Shop OBEX P1 Docs P2 Docs Learn Events
Probably a stupid question ... 2xQuadSPI support. — Parallax Forums

Probably a stupid question ... 2xQuadSPI support.

jazzedjazzed Posts: 11,803
edited 2011-06-23 11:47 in Propeller 1
Can any MCU besides Propeller read/write 2 QuadSPI chips simultaneously?
«13

Comments

  • User NameUser Name Posts: 1,451
    edited 2011-06-04 13:27
    Well some of the Blackfin chips from Analog Devices have several of what they call SPORT ports. Seems like each SPORT is capable of more than one SPI transaction at a time. But don't trust ADI's dodgy drivers to make it all happen for you. You might just be spending months making everything work in synchrony. This is in stark contrast to the Propeller, which might take 1/2 hour to so equip.

    BTW, the Blackfin is also quite a bit more expensive. Its IDE is infinitely more expensive. :)
  • LeonLeon Posts: 7,620
    edited 2011-06-04 13:39
    XMOS, of course.
  • User NameUser Name Posts: 1,451
    edited 2011-06-04 13:42
    Leon wrote: »
    XMOS, of course.

    Curiously, Leon, the same thing applies here: "You might just be spending months making everything work in synchrony."
  • LeonLeon Posts: 7,620
    edited 2011-06-04 13:57
    Why? XMOS devices are fully deterministic, and equally demanding interfaces have been developed very quickly. If there are timing problems, the XMOS Timing Analyzer tool will solve them very quickly.
  • jmgjmg Posts: 15,185
    edited 2011-06-04 14:08
    jazzed wrote: »
    Can any MCU besides Propeller read/write 2 QuadSPI chips simultaneously?

    The Atmel XMega's timers claim to do this, and some other vendors have state-engine support around the timers, so the support is not always called Quadrature Counting.

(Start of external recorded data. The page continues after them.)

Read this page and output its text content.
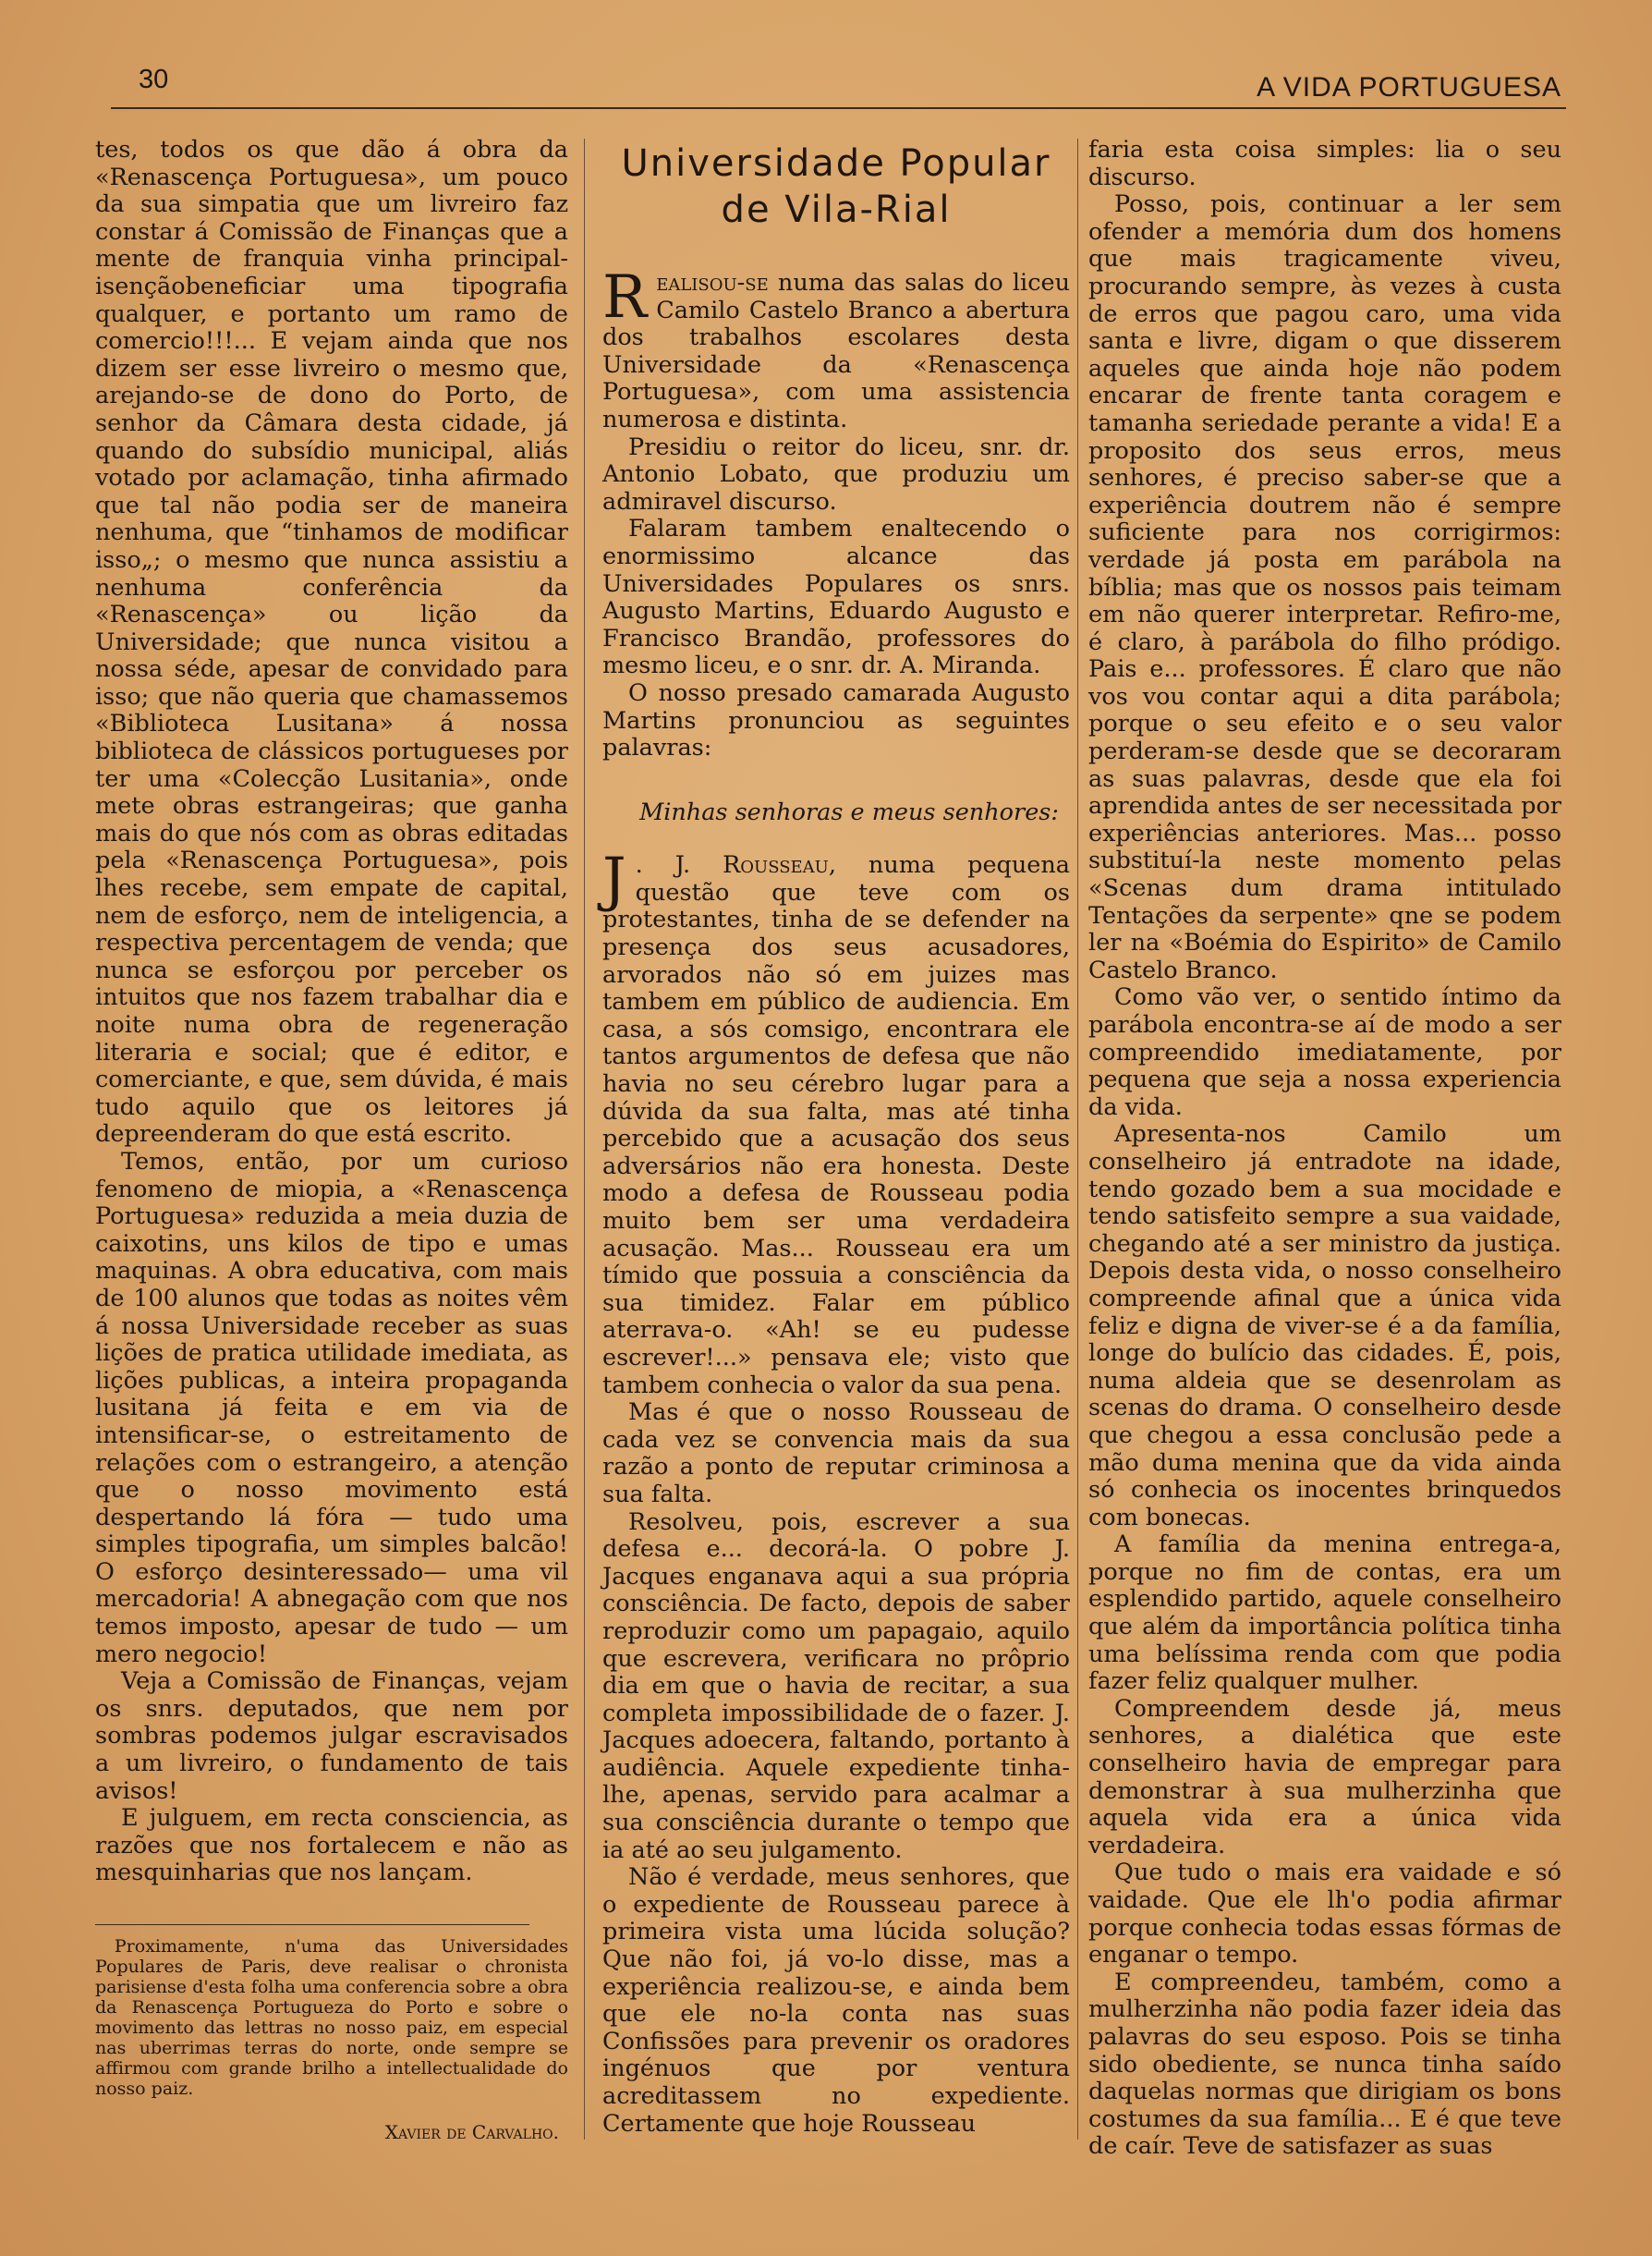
30	A VIDA PORTUGUESA

tes, todos os que dão á obra da «Renascença Portuguesa», um pouco da sua simpatia que um livreiro faz constar á Comissão de Finanças que a mente de franquia vinha principal-isençãobeneficiar uma tipografia qualquer, e portanto um ramo de comercio!!!... E vejam ainda que nos dizem ser esse livreiro o mesmo que, arejando-se de dono do Porto, de senhor da Câmara desta cidade, já quando do subsídio municipal, aliás votado por aclamação, tinha afirmado que tal não podia ser de maneira nenhuma, que “tinhamos de modificar isso„; o mesmo que nunca assistiu a nenhuma conferência da «Renascença» ou lição da Universidade; que nunca visitou a nossa séde, apesar de convidado para isso; que não queria que chamassemos «Biblioteca Lusitana» á nossa biblioteca de clássicos portugueses por ter uma «Colecção Lusitania», onde mete obras estrangeiras; que ganha mais do que nós com as obras editadas pela «Renascença Portuguesa», pois lhes recebe, sem empate de capital, nem de esforço, nem de inteligencia, a respectiva percentagem de venda; que nunca se esforçou por perceber os intuitos que nos fazem trabalhar dia e noite numa obra de regeneração literaria e social; que é editor, e comerciante, e que, sem dúvida, é mais tudo aquilo que os leitores já depreenderam do que está escrito.

Temos, então, por um curioso fenomeno de miopia, a «Renascença Portuguesa» reduzida a meia duzia de caixotins, uns kilos de tipo e umas maquinas. A obra educativa, com mais de 100 alunos que todas as noites vêm á nossa Universidade receber as suas lições de pratica utilidade imediata, as lições publicas, a inteira propaganda lusitana já feita e em via de intensificar-se, o estreitamento de relações com o estrangeiro, a atenção que o nosso movimento está despertando lá fóra — tudo uma simples tipografia, um simples balcão! O esforço desinteressado— uma vil mercadoria! A abnegação com que nos temos imposto, apesar de tudo — um mero negocio!

Veja a Comissão de Finanças, vejam os snrs. deputados, que nem por sombras podemos julgar escravisados a um livreiro, o fundamento de tais avisos!

E julguem, em recta consciencia, as razões que nos fortalecem e não as mesquinharias que nos lançam.

Proximamente, n'uma das Universidades Populares de Paris, deve realisar o chronista parisiense d'esta folha uma conferencia sobre a obra da Renascença Portugueza do Porto e sobre o movimento das lettras no nosso paiz, em especial nas uberrimas terras do norte, onde sempre se affirmou com grande brilho a intellectualidade do nosso paiz.

Xavier de Carvalho.
Universidade Popular
de Vila-Rial

Realisou-se numa das salas do liceu Camilo Castelo Branco a abertura dos trabalhos escolares desta Universidade da «Renascença Portuguesa», com uma assistencia numerosa e distinta.

Presidiu o reitor do liceu, snr. dr. Antonio Lobato, que produziu um admiravel discurso.

Falaram tambem enaltecendo o enormissimo alcance das Universidades Populares os snrs. Augusto Martins, Eduardo Augusto e Francisco Brandão, professores do mesmo liceu, e o snr. dr. A. Miranda.

O nosso presado camarada Augusto Martins pronunciou as seguintes palavras:

Minhas senhoras e meus senhores:

J . J. Rousseau, numa pequena questão que teve com os protestantes, tinha de se defender na presença dos seus acusadores, arvorados não só em juizes mas tambem em público de audiencia. Em casa, a sós comsigo, encontrara ele tantos argumentos de defesa que não havia no seu cérebro lugar para a dúvida da sua falta, mas até tinha percebido que a acusação dos seus adversários não era honesta. Deste modo a defesa de Rousseau podia muito bem ser uma verdadeira acusação. Mas... Rousseau era um tímido que possuia a consciência da sua timidez. Falar em público aterrava-o. «Ah! se eu pudesse escrever!...» pensava ele; visto que tambem conhecia o valor da sua pena.

Mas é que o nosso Rousseau de cada vez se convencia mais da sua razão a ponto de reputar criminosa a sua falta.

Resolveu, pois, escrever a sua defesa e... decorá-la. O pobre J. Jacques enganava aqui a sua própria consciência. De facto, depois de saber reproduzir como um papagaio, aquilo que escrevera, verificara no prôprio dia em que o havia de recitar, a sua completa impossibilidade de o fazer. J. Jacques adoecera, faltando, portanto à audiência. Aquele expediente tinha-lhe, apenas, servido para acalmar a sua consciência durante o tempo que ia até ao seu julgamento.

Não é verdade, meus senhores, que o expediente de Rousseau parece à primeira vista uma lúcida solução? Que não foi, já vo-lo disse, mas a experiência realizou-se, e ainda bem que ele no-la conta nas suas Confissões para prevenir os oradores ingénuos que por ventura acreditassem no expediente. Certamente que hoje Rousseau

faria esta coisa simples: lia o seu discurso.

Posso, pois, continuar a ler sem ofender a memória dum dos homens que mais tragicamente viveu, procurando sempre, às vezes à custa de erros que pagou caro, uma vida santa e livre, digam o que disserem aqueles que ainda hoje não podem encarar de frente tanta coragem e tamanha seriedade perante a vida! E a proposito dos seus erros, meus senhores, é preciso saber-se que a experiência doutrem não é sempre suficiente para nos corrigirmos: verdade já posta em parábola na bíblia; mas que os nossos pais teimam em não querer interpretar. Refiro-me, é claro, à parábola do filho pródigo. Pais e... professores. É claro que não vos vou contar aqui a dita parábola; porque o seu efeito e o seu valor perderam-se desde que se decoraram as suas palavras, desde que ela foi aprendida antes de ser necessitada por experiências anteriores. Mas... posso substituí-la neste momento pelas «Scenas dum drama intitulado Tentações da serpente» qne se podem ler na «Boémia do Espirito» de Camilo Castelo Branco.

Como vão ver, o sentido íntimo da parábola encontra-se aí de modo a ser compreendido imediatamente, por pequena que seja a nossa experiencia da vida.

Apresenta-nos Camilo um conselheiro já entradote na idade, tendo gozado bem a sua mocidade e tendo satisfeito sempre a sua vaidade, chegando até a ser ministro da justiça. Depois desta vida, o nosso conselheiro compreende afinal que a única vida feliz e digna de viver-se é a da família, longe do bulício das cidades. É, pois, numa aldeia que se desenrolam as scenas do drama. O conselheiro desde que chegou a essa conclusão pede a mão duma menina que da vida ainda só conhecia os inocentes brinquedos com bonecas.

A família da menina entrega-a, porque no fim de contas, era um esplendido partido, aquele conselheiro que além da importância política tinha uma belíssima renda com que podia fazer feliz qualquer mulher.

Compreendem desde já, meus senhores, a dialética que este conselheiro havia de empregar para demonstrar à sua mulherzinha que aquela vida era a única vida verdadeira.

Que tudo o mais era vaidade e só vaidade. Que ele lh'o podia afirmar porque conhecia todas essas fórmas de enganar o tempo.

E compreendeu, também, como a mulherzinha não podia fazer ideia das palavras do seu esposo. Pois se tinha sido obediente, se nunca tinha saído daquelas normas que dirigiam os bons costumes da sua família... E é que teve de caír. Teve de satisfazer as suas
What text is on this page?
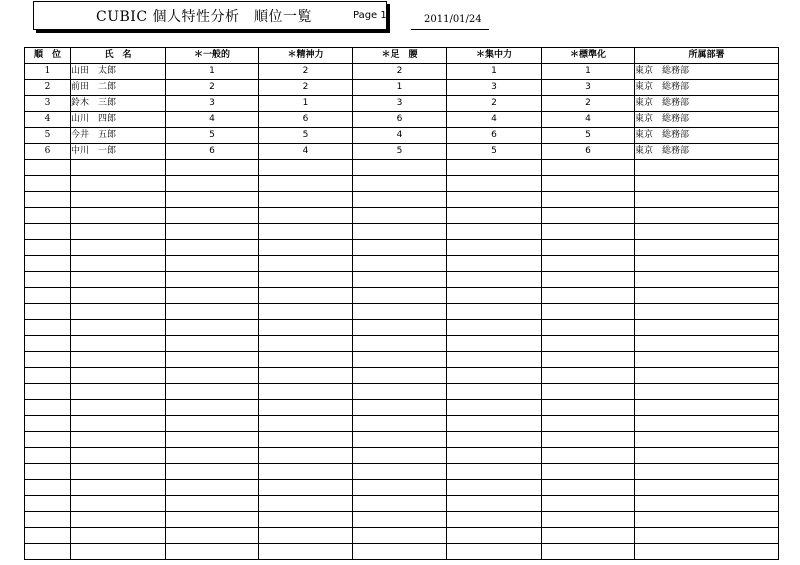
CUBIC 個人特性分析　順位一覧	Page 1	2011/01/24
順　位	氏　名	＊一般的	＊精神力	＊足　腰	＊集中力	＊標準化	所属部署
1	山田　太郎	1	2	2	1	1	東京　総務部
2	前田　二郎	2	2	1	3	3	東京　総務部
3	鈴木　三郎	3	1	3	2	2	東京　総務部
4	山川　四郎	4	6	6	4	4	東京　総務部
5	今井　五郎	5	5	4	6	5	東京　総務部
6	中川　一郎	6	4	5	5	6	東京　総務部
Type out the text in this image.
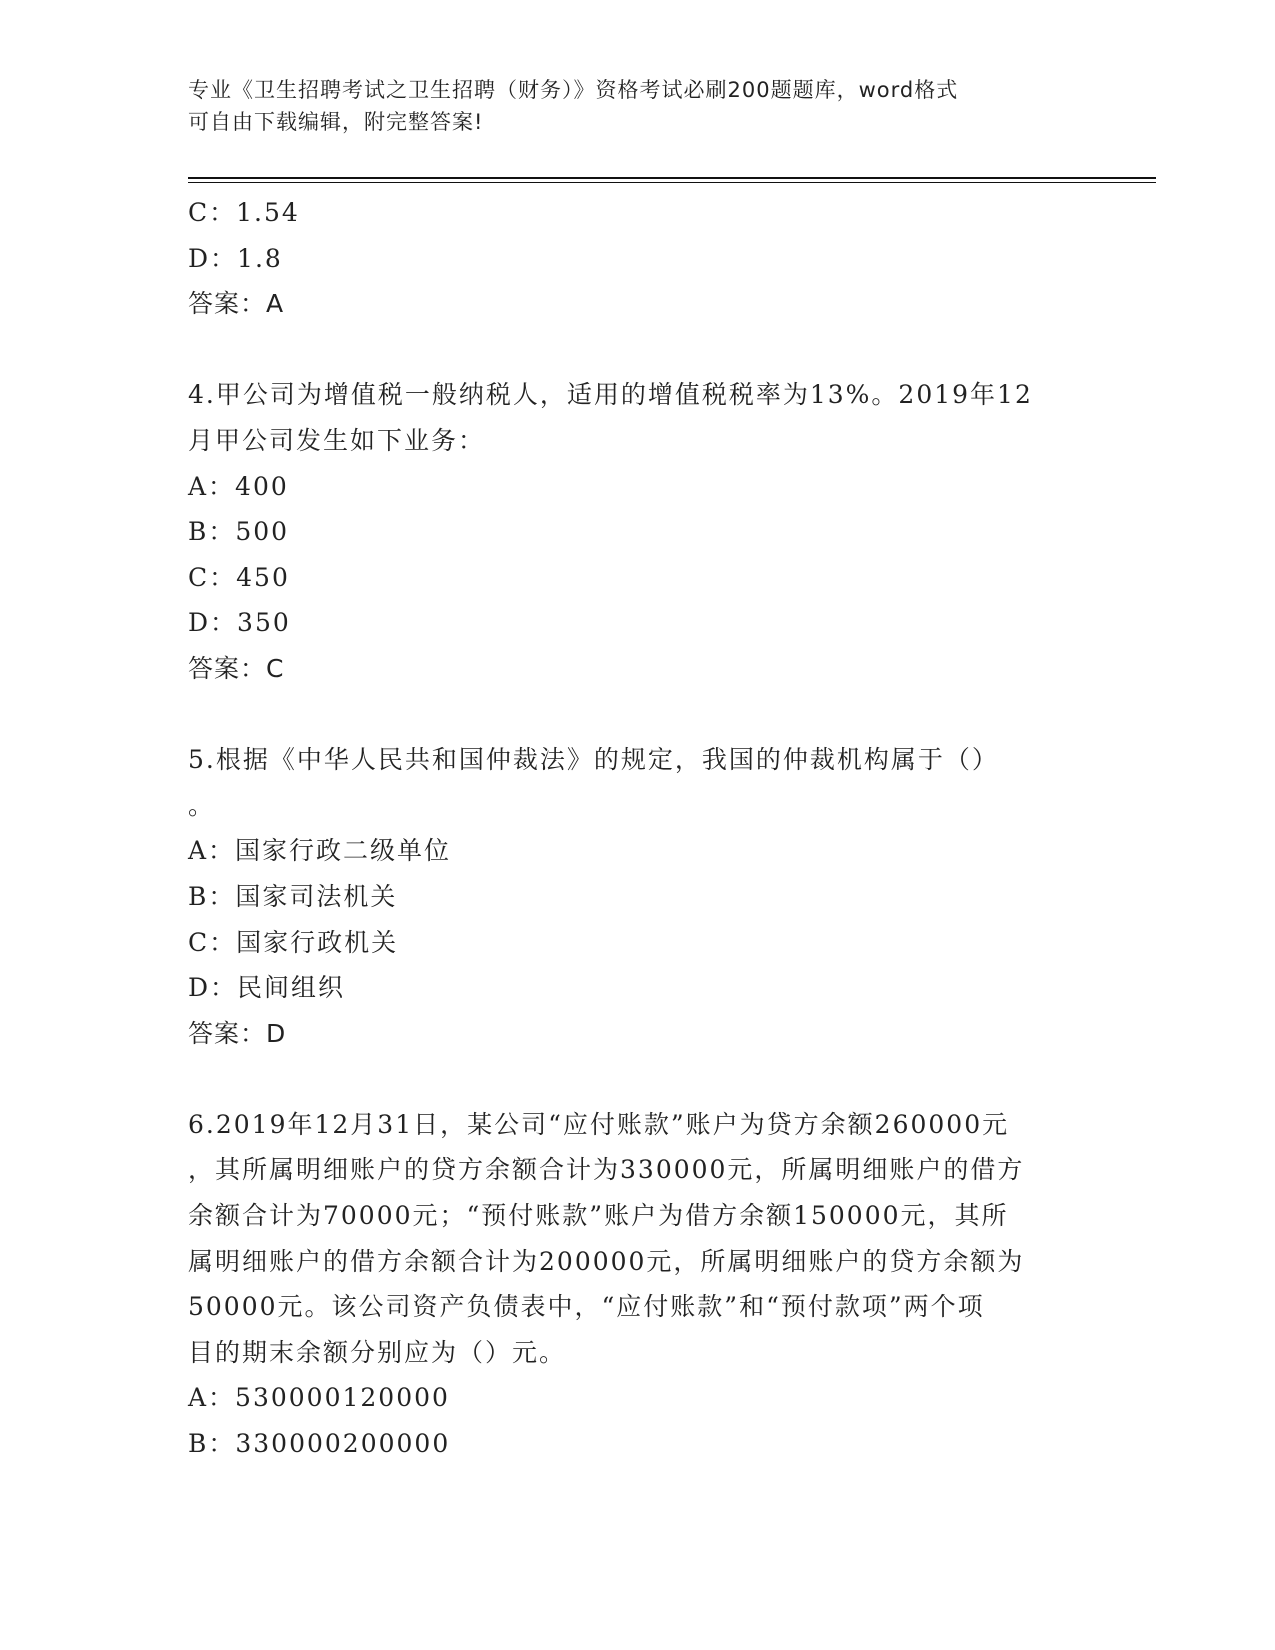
专业《卫生招聘考试之卫生招聘（财务）》资格考试必刷200题题库，word格式
可自由下载编辑，附完整答案!
C：1.54
D：1.8
答案：A
4.甲公司为增值税一般纳税人，适用的增值税税率为13%。2019年12
月甲公司发生如下业务：
A：400
B：500
C：450
D：350
答案：C
5.根据《中华人民共和国仲裁法》的规定，我国的仲裁机构属于（）
。
A：国家行政二级单位
B：国家司法机关
C：国家行政机关
D：民间组织
答案：D
6.2019年12月31日，某公司“应付账款”账户为贷方余额260000元
，其所属明细账户的贷方余额合计为330000元，所属明细账户的借方
余额合计为70000元；“预付账款”账户为借方余额150000元，其所
属明细账户的借方余额合计为200000元，所属明细账户的贷方余额为
50000元。该公司资产负债表中，“应付账款”和“预付款项”两个项
目的期末余额分别应为（）元。
A：530000120000
B：330000200000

    Then you have the Asym-dual-cores, like NXPs M0/M4 pairing, and Freescales XGATE

    Or, you can use a CPLD, if you need speed and precision...
  • User NameUser Name Posts: 1,451
    edited 2011-06-04 14:14
    Oh, no. It has nothing to do with determinism nor the inherent quality and power of XMOS. It has to do with the "very quickly" part. Perhaps it would be quick for David May to implement. For lesser mortals and particularly the uninitiated, it's almost insurmountable.
  • jazzedjazzed Posts: 11,803
    edited 2011-06-04 14:19
    LIke I said, "probably a stupid question" ...

    LEON and jmg, can you point to specific demo code or app notes where 2 QuadSPI chips are being used in parallel to form an 8 bit bus with a chip select and clock that can be read/written by the processors? This description is a little different from the first post, but this is more precisely what I meant.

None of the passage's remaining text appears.